Who Should Pay for National Forest Thinning?
Sharon’s 10/29 4FRI post reports on “a $10 million bond issue to raise money to support forest-thinning projects,” primarily on national forest lands within the watershed from which Flagstaff’s municipal water is piped.
The article mentions two examples of local financing for national forest thinning, but in neither case did taxpayers approve the financing. In both (Denver and Santa Fe), water utility boards decided that ratepayers should pay for national forest work to protect watersheds. Santa Fe’s water board was sufficiently nervous about this modest ratepayer assessment that it has launched “the fee program as a public education opportunity—listing the charge on users’ water bills as a credit, with a note about the purpose of the expenditures.” In the meantime, Santa Fe is paying for the program with state dollars, borrowing against future severance taxes on private mineral and timber receipts.
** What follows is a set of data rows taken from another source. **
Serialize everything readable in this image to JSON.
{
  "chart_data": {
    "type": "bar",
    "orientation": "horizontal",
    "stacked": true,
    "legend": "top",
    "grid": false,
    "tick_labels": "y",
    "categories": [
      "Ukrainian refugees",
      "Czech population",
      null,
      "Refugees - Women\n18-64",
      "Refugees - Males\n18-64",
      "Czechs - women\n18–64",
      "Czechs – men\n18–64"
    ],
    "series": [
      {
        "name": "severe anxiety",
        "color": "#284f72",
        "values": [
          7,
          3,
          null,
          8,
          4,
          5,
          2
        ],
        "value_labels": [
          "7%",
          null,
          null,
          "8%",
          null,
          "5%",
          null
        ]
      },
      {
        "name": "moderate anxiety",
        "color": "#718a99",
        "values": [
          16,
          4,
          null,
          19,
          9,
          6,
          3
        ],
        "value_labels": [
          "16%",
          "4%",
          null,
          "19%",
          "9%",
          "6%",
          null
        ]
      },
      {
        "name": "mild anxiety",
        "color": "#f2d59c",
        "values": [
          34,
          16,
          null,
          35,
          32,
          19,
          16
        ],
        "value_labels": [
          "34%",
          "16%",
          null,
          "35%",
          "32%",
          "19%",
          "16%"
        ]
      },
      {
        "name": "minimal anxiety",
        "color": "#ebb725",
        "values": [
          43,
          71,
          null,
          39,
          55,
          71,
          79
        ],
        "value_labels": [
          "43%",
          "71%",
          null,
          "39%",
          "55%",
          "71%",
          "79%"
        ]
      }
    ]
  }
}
On Nov. 6, we’ll know whether Flagstaff voters authorize the city to borrow money, repaid from future property taxes, to finance tree thinning and brush removal on national forests. To the best of my knowledge, this would be the first time that local taxpayers have voted directly to finance Forest Service work.
The Forest Service is watching this development with great interest as it seeks to diversify funding sources that have relied historically on federally appropriated tax dollars and timber receipts. The former is threatened by deficit concerns and the latter has all but dried up.
Question for the reader: Will local funding of national forest activities lead to more local control over national forest decisionmaking?